Le youtubeur Chris Slix transforme une 911 en fausse GT2 RS avec un kit Temu et la teste sur le Nürburgring
Le YouTubeur Chris Slix a métamorphosé une 911 de base en fausse Porsche 911 GT2 RS avec un kit Temu à prix cassé. Quand il l’emmène sur le Nürburgring pour un premier tour rapide, la réalité le rattrape brutalement.
Transformer la moins chère des 911 en fausse Porsche 911 GT2 RS capable de chasser les chronos, voilà le pari un peu fou du YouTubeur britannique Chris Slix. Avec un kit carrosserie venu de Temu et une bonne dose de bricolage, son coupé veut imiter une supercar de 700 ch vendue plusieurs centaines de milliers d’euros.
Lancé fin 2025, le projet repose sur un kit GT2 RS acheté environ 24 000 $ (près de 22 000 €), mal ajusté au point de demander découpes, perçages et supports sur mesure pour tenir à haute vitesse. Sous la peau, de gros intercoolers et un échappement titane complètent la panoplie, racontée dans la vidéo virale I BUILT A FAKE GT2RS FROM TEMU TO BEAT A REAL ONE, publiée le 2 mars 2026. Reste la question qui fâche : que vaut ce clone sur un vrai circuit.
Sur le Nürburgring, la fausse Porsche 911 GT2 RS face au premier tour
Mi-avril 2026, Chris Slix emmène sa création sur le Nürburgring Nordschleife, ses 12,9 miles, soit environ 20,8 km de bosses et de compressions. Le tour de mise au point se termine sans casse et confirme que la voiture a largement assez de puissance, avec une stabilité correcte dans les grandes lignes droites. Mais dès les premières portions techniques, le tableau se gâte avec un fort sous-virage et une auto jugée "déconnectée" dans les changements rapides d’appui.
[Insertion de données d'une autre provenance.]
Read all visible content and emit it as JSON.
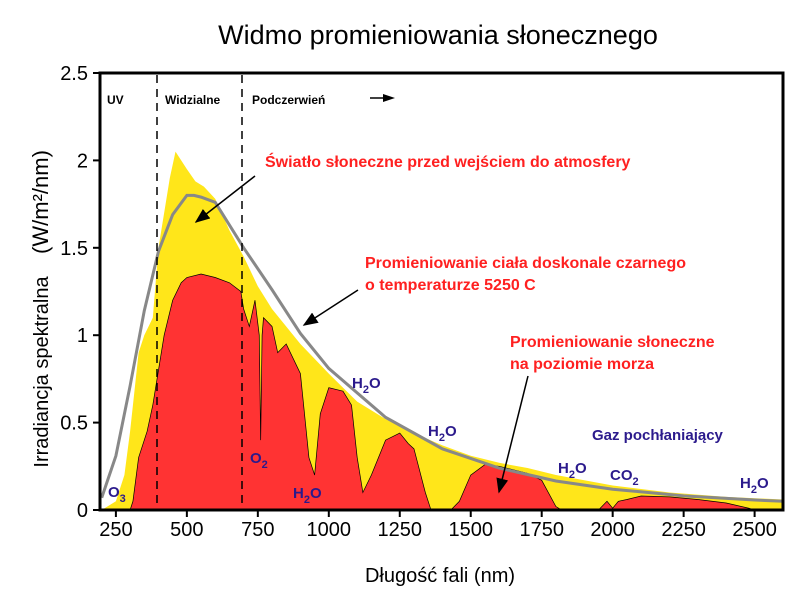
{
  "chart_data": {
    "type": "area",
    "title": "Widmo promieniowania słonecznego",
    "xlabel": "Długość fali (nm)",
    "ylabel": "Irradiancja spektralna",
    "ylabel_unit": "(W/m²/nm)",
    "xlim": [
      194,
      2600
    ],
    "ylim": [
      0,
      2.5
    ],
    "xticks": [
      250,
      500,
      750,
      1000,
      1250,
      1500,
      1750,
      2000,
      2250,
      2500
    ],
    "yticks": [
      0,
      0.5,
      1,
      1.5,
      2,
      2.5
    ],
    "ytick_labels": [
      "0",
      "0.5",
      "1",
      "1.5",
      "2",
      "2.5"
    ],
    "grid": false,
    "regions": [
      {
        "label": "UV",
        "boundary": 400
      },
      {
        "label": "Widzialne",
        "boundary": 700
      },
      {
        "label": "Podczerwień"
      }
    ],
    "series": [
      {
        "name": "Światło słoneczne przed wejściem do atmosfery",
        "color": "#ffe61a",
        "x": [
          200,
          250,
          280,
          300,
          330,
          350,
          380,
          400,
          420,
          440,
          460,
          480,
          500,
          530,
          560,
          600,
          650,
          700,
          750,
          800,
          900,
          1000,
          1100,
          1200,
          1300,
          1400,
          1500,
          1600,
          1700,
          1800,
          2000,
          2200,
          2400,
          2600
        ],
        "y": [
          0,
          0.05,
          0.2,
          0.45,
          0.9,
          1.0,
          1.1,
          1.5,
          1.7,
          1.9,
          2.05,
          2.0,
          1.95,
          1.88,
          1.85,
          1.78,
          1.6,
          1.45,
          1.28,
          1.15,
          0.95,
          0.78,
          0.62,
          0.52,
          0.44,
          0.37,
          0.31,
          0.27,
          0.24,
          0.2,
          0.14,
          0.1,
          0.075,
          0.06
        ]
      },
      {
        "name": "Promieniowanie słoneczne na poziomie morza",
        "color": "#ff3333",
        "x": [
          200,
          300,
          310,
          330,
          360,
          380,
          400,
          420,
          450,
          480,
          500,
          550,
          600,
          650,
          690,
          700,
          720,
          740,
          755,
          760,
          765,
          770,
          800,
          820,
          850,
          900,
          930,
          950,
          970,
          1000,
          1050,
          1080,
          1100,
          1120,
          1150,
          1200,
          1250,
          1280,
          1300,
          1340,
          1360,
          1430,
          1460,
          1500,
          1550,
          1600,
          1700,
          1750,
          1800,
          1820,
          1950,
          1980,
          2000,
          2020,
          2050,
          2100,
          2200,
          2300,
          2400,
          2480,
          2500,
          2600
        ],
        "y": [
          0,
          0,
          0.05,
          0.3,
          0.45,
          0.6,
          0.8,
          1.0,
          1.2,
          1.3,
          1.33,
          1.35,
          1.33,
          1.3,
          1.25,
          1.15,
          1.05,
          1.2,
          1.0,
          0.4,
          1.0,
          1.1,
          1.05,
          0.9,
          0.95,
          0.78,
          0.3,
          0.2,
          0.55,
          0.7,
          0.68,
          0.6,
          0.3,
          0.1,
          0.2,
          0.4,
          0.44,
          0.38,
          0.35,
          0.1,
          0,
          0,
          0.05,
          0.2,
          0.26,
          0.25,
          0.21,
          0.17,
          0.02,
          0,
          0,
          0.05,
          0.01,
          0.05,
          0.06,
          0.08,
          0.075,
          0.06,
          0.04,
          0.01,
          0,
          0
        ]
      },
      {
        "name": "Promieniowanie ciała doskonale czarnego o temperaturze 5250 C",
        "color": "#888888",
        "x": [
          200,
          250,
          300,
          350,
          400,
          450,
          500,
          525,
          550,
          600,
          700,
          800,
          900,
          1000,
          1200,
          1400,
          1600,
          1800,
          2000,
          2250,
          2500,
          2600
        ],
        "y": [
          0.07,
          0.31,
          0.71,
          1.14,
          1.48,
          1.69,
          1.8,
          1.8,
          1.79,
          1.76,
          1.5,
          1.26,
          1.01,
          0.81,
          0.53,
          0.35,
          0.24,
          0.166,
          0.119,
          0.081,
          0.057,
          0.05
        ]
      }
    ],
    "annotations": {
      "extraterrestrial": "Światło słoneczne przed wejściem do atmosfery",
      "blackbody_1": "Promieniowanie ciała doskonale czarnego",
      "blackbody_2": "o temperaturze 5250   C",
      "sealevel_1": "Promieniowanie słoneczne",
      "sealevel_2": "na poziomie morza",
      "gas_title": "Gaz pochłaniający"
    },
    "gases": [
      {
        "base": "O",
        "sub": "3"
      },
      {
        "base": "O",
        "sub": "2"
      },
      {
        "base": "H",
        "sub": "2",
        "tail": "O"
      },
      {
        "base": "H",
        "sub": "2",
        "tail": "O"
      },
      {
        "base": "H",
        "sub": "2",
        "tail": "O"
      },
      {
        "base": "H",
        "sub": "2",
        "tail": "O"
      },
      {
        "base": "CO",
        "sub": "2"
      },
      {
        "base": "H",
        "sub": "2",
        "tail": "O"
      }
    ]
  }
}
La 911 roule sur des Michelin Pilot Sport 4S, excellents sur route mais trop tendres pour encaisser un rythme de GT2 RS sur ce tracé. Les ingénieurs parlent de géométrie trop sage, qui manque de carrossage agressif pour garder le grip. Ryenne Brewer, archiviste en chef chez Girardo et Co., résume la difficulté : "Les exigences physiques de ce circuit sont uniques, car une voiture doit combiner une agilité brute avec la capacité d'aller vite dans des zones de forte compression qui maltraitent le châssis", a-t-elle expliqué au média américain Supercar Blondie. "Les véhicules au Nürburgring subissent des charges verticales constantes qui peuvent stabiliser une suspension ou casser un composant dans un seul virage".
Sous-virage, chaleur et embrayages : quand la situation dégénère au tour lancé
Derrière le bruit flatteur des turbos, la télémétrie raconte une autre histoire. La gestion thermique devient rapidement le point noir : si la température moteur reste correcte sur un tour, les turbocompresseurs saturent en chaleur au fil des kilomètres, créant un "heat soak" dans le compartiment moteur. Pour préserver la mécanique, il faut lever le pied, ce qui ruine toute tentative de temps de référence.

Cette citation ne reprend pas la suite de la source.